My daughter came home with a D in band on her last report card. That's a real problem because two nine weeks in a row with a grade below a C can get her kicked out of her wonderful school (it is a magnet school for high-performing students). I decided to supervise the next practice session to see if I could come up with any ideas on how to improve the grade. We went into her room. She got out the saxophone and assembled it. She got out her music. She arranged everything just so. She started to play a song and squawked the second note. She groaned. She looked at her saxophone. She adjusted this and that. Then she started over. Then she clunked another note. She groaned, she looked, she adjusted...in short, in a ten minute session she had played four notes, two of which this tone deaf mom could tell weren't right. I told her "just play the song, over and over and over again, no matter how bad it sounds. If it still sounds bad Monday, at least you'll have the fingering down, and you can ask Ms. G what you are doing wrong." By Monday the song sounded much better, and she has gotten Bs on her last two quizzes.
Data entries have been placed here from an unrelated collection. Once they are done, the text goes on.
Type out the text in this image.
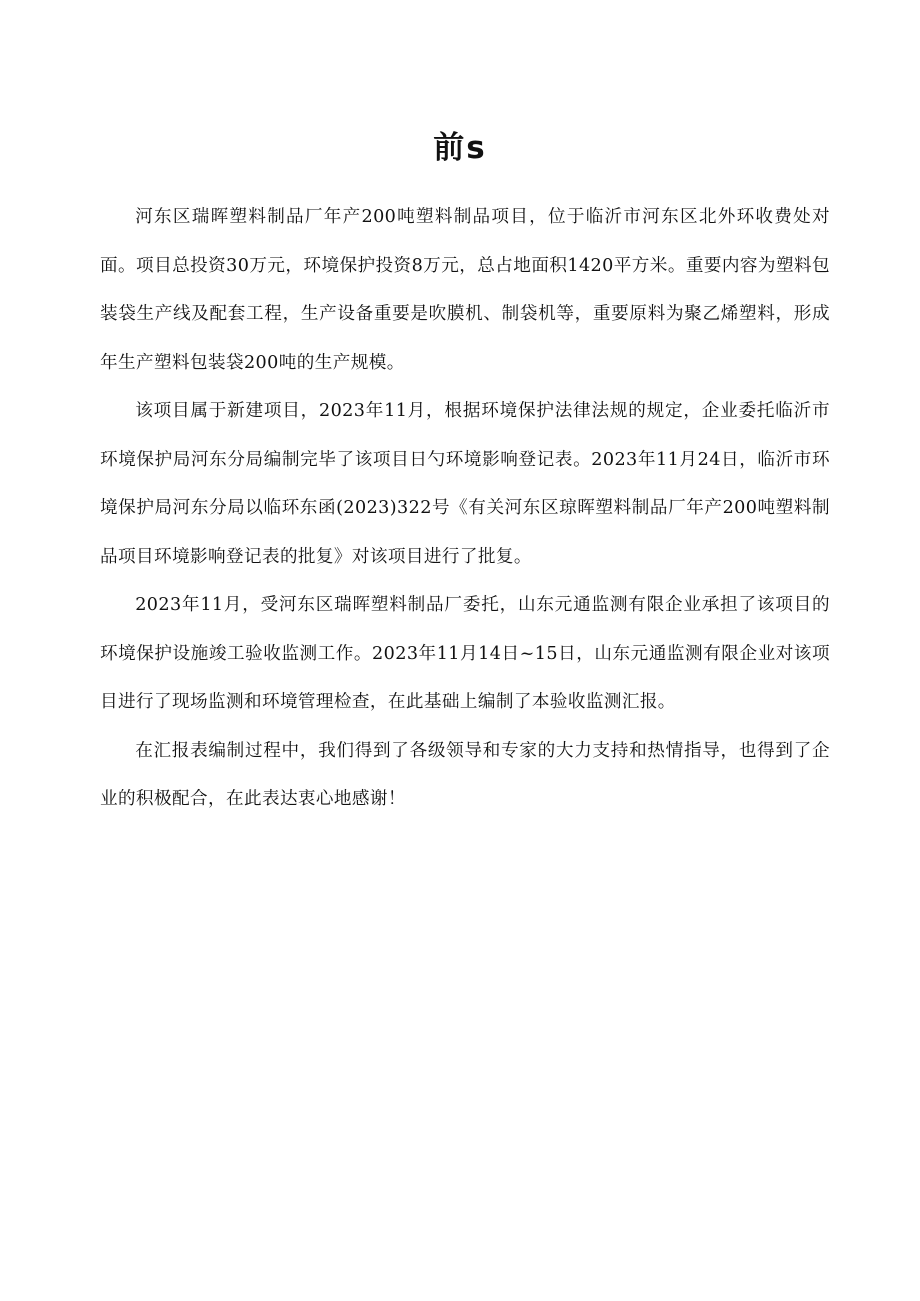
前s

河东区瑞晖塑料制品厂年产200吨塑料制品项目，位于临沂市河东区北外环收费处对面。项目总投资30万元，环境保护投资8万元，总占地面积1420平方米。重要内容为塑料包装袋生产线及配套工程，生产设备重要是吹膜机、制袋机等，重要原料为聚乙烯塑料，形成年生产塑料包装袋200吨的生产规模。

该项目属于新建项目，2023年11月，根据环境保护法律法规的规定，企业委托临沂市环境保护局河东分局编制完毕了该项目日勺环境影响登记表。2023年11月24日，临沂市环境保护局河东分局以临环东函(2023)322号《有关河东区琼晖塑料制品厂年产200吨塑料制品项目环境影响登记表的批复》对该项目进行了批复。

2023年11月，受河东区瑞晖塑料制品厂委托，山东元通监测有限企业承担了该项目的环境保护设施竣工验收监测工作。2023年11月14日~15日，山东元通监测有限企业对该项目进行了现场监测和环境管理检查，在此基础上编制了本验收监测汇报。

在汇报表编制过程中，我们得到了各级领导和专家的大力支持和热情指导，也得到了企业的积极配合，在此表达衷心地感谢！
I say all that because there have been two parts of my life that I know need improving--my weight and my prayer life. This year I have been making a major effort on my weight, and it has paid off, but the last couple of weeks the weight loss has been minimal. I knew Easter week's weigh-in wouldn't be that great, after all, I ate lots of jelly beans and chocolate. This week I expected more, though when I think about it, I haven't been tracking closely, and my sweet tooth has been acting up. I was taking a walk this afternoon, and thinking and praying as I walked, and I kept thinking about my daughter and her sax. Just play the song--just do what you need to do, over and over, even if you don't do it well, and eventually that work will pay off.
As for my prayer life, well, I committed to adoration for an hour a week back in October, and so far I've managed to keep that commitment, and it has been good for me. But, like my weight, there is still a long way to go. I can look at websites, read books, and otherwise fiddle around with prayer, but the fact of the matter is, I need to just do it. Funny the things kids teach us.